Markalı dünya her yerde artık. Televizyonda reklamsız bir program izlemek mümkün değil, maçın önemli bir anında veya filmin en önemli anında bir de bakıyorsunuz bir ‘tüp reklam’ı giriveriyor. Eskiden şerit reklamlar yoktu. Şimdi “utanmaz bir tavırla artık ekranın yarısını kaplayan reklamlar” var.[i] Reklamlar, Avrupa ve ABD’de tuvaletlere kadar girmiş durumda. Türkiye’de son 1 yıldır, bu yönde çabalar harcanıyor ve insanı “tuvalette de rahat bırakmamanın!” yolları aranıyor. İngiltere ve Almanya’da yeni bir reklam kampanyası var. Gençlerin alnına reklam bantları yapıştırılıyor ve gençler gündelik hayatında böyle dolaşarak para kazanıyorlar. İnsanlar sadece “reklam taşıyıcısı” konumuna indirgeniveriyorlar.

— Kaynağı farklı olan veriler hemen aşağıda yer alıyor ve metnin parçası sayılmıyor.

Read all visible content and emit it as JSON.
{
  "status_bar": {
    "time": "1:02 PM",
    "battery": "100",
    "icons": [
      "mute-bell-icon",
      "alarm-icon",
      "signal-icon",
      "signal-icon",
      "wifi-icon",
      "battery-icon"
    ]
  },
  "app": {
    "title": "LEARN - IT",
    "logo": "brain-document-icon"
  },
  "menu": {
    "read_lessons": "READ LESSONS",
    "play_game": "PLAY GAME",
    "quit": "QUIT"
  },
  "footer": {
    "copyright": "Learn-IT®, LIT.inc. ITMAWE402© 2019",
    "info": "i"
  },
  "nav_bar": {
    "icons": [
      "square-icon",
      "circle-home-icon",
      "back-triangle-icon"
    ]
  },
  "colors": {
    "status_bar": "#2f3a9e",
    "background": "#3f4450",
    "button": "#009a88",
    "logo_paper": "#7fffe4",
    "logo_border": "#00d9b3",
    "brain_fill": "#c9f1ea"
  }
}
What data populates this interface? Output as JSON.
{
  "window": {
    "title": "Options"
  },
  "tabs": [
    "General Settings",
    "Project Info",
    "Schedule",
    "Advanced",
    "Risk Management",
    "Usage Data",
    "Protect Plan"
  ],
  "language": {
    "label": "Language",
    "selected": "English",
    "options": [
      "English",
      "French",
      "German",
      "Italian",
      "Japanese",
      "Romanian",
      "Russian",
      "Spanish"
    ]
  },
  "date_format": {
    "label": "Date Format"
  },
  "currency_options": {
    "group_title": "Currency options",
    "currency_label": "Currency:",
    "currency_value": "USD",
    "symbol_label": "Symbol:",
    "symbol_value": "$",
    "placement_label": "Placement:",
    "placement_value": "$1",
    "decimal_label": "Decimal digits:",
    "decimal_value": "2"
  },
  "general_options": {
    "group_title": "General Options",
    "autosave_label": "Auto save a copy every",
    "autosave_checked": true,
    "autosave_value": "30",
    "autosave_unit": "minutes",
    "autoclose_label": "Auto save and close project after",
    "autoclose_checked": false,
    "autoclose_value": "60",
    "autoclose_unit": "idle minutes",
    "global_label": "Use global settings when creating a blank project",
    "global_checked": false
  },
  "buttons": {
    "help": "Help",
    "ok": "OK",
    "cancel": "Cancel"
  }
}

Bu reklam ne reklamı, ne işe yarar, nasıl üretiliyor? Sorgulanmasına gerek duyulmayan şeyler bunlar. Son olarak Türkiye’de bir grup üniversite öğrencisinin önderliğinde “reklamgiy.com” internet sitesi aracılığıyla, üniversite öğrencilerine, görünür yerlerinde marka logoları bulunan giysiler giydirerek firma reklamlarını yapan bir alternatif reklam kampanyası sürdürülüyor. Bu yolla üniversite öğrencileri de harçlıklarını çıkarabilecek. Seçilecek öğrencilerin dikkat çeken imaj veya tanınmışlığa sahip olması tercih nedeni. Ayrıca giysiler en az 2 saat giyilerek okulun en hareketli yerlerinde gezilecek. Aslında bugünün dünyasında “markası görünen” giysiler giymek zaten popüler. Dolayısıyla firmaların bunun için boşa para ödemelerine gerek yok. Artık reklam her yerde, yaşantımızın her alanında, markaların dayandıkları nokta “simgelerin insan zihninde yarattığı etki ve imaj”. Peki yaşantımızın her alanını kaplayan bu simgeler dönemi içerisinde, neleri ıskalıyoruz, neleri kaçırıyoruz ve neleri algılamaya dahi çalışmadan geçiveriyoruz. Özün, içeriğin ve anlamın değerini yitirdiği bir süreçte, şekil ve kavramlar hayatımızın dominant unsurları oluyorlar. Şu “farkındalık” gerçekten çok önemli. Farkındalığımızı yitirmemek dileğiyle...
Tamer SOYSAL
--------------------------------------------------------------------------------
[i] Bu konu ayrı bir yazı konusu. Ancak bilhassa “Kurtlar Vadisi” dizisindeki reklamların film süresinden fazla olması ile ilgili güncel tartışma nedeniyle bu konudaki yasa maddesine ilişkin bilgi vermekte fayda var. 13.04.1994 tarih ve 3984 sayılı Radyo ve Televizyonların Kuruluş veYayınları Hakkında Kanun da reklamlarla ilgili düzenlemenin yer aldığı 4. bölümün 19.maddesi “Reklamlar günlük yayın süresinin % 15'ini geçemeyecektir. Ancak, ürünlerin alımının, satımının, kiralanmasının veya hizmetlerin topluma doğrudan sunulmasını sağlamak üzere bu oran spot reklamların % 15'ini aşmaması kaydıyla % 20'ye çıkarılabilir. Bir saatlik yayın içerisinde spot reklamlara ayrılan süre % 20'yi aşamaz. Ürünlerin alımını, satımını, kiralamasını veya hizmetleri halka doğrudan sunan türdeki reklamların yayını günde bir saati geçemez.” ifadesi yer almaktadır. “Reklamların yerleştirilmesi” başlığını taşıyan 21. madde de ise “Reklamlar program arasına yerleştirilir. Programın bütünlüğü, değeri ve hak sahiplerinin hakları zedelenmeyecek biçimde bir program içine de yerleştirilebilir.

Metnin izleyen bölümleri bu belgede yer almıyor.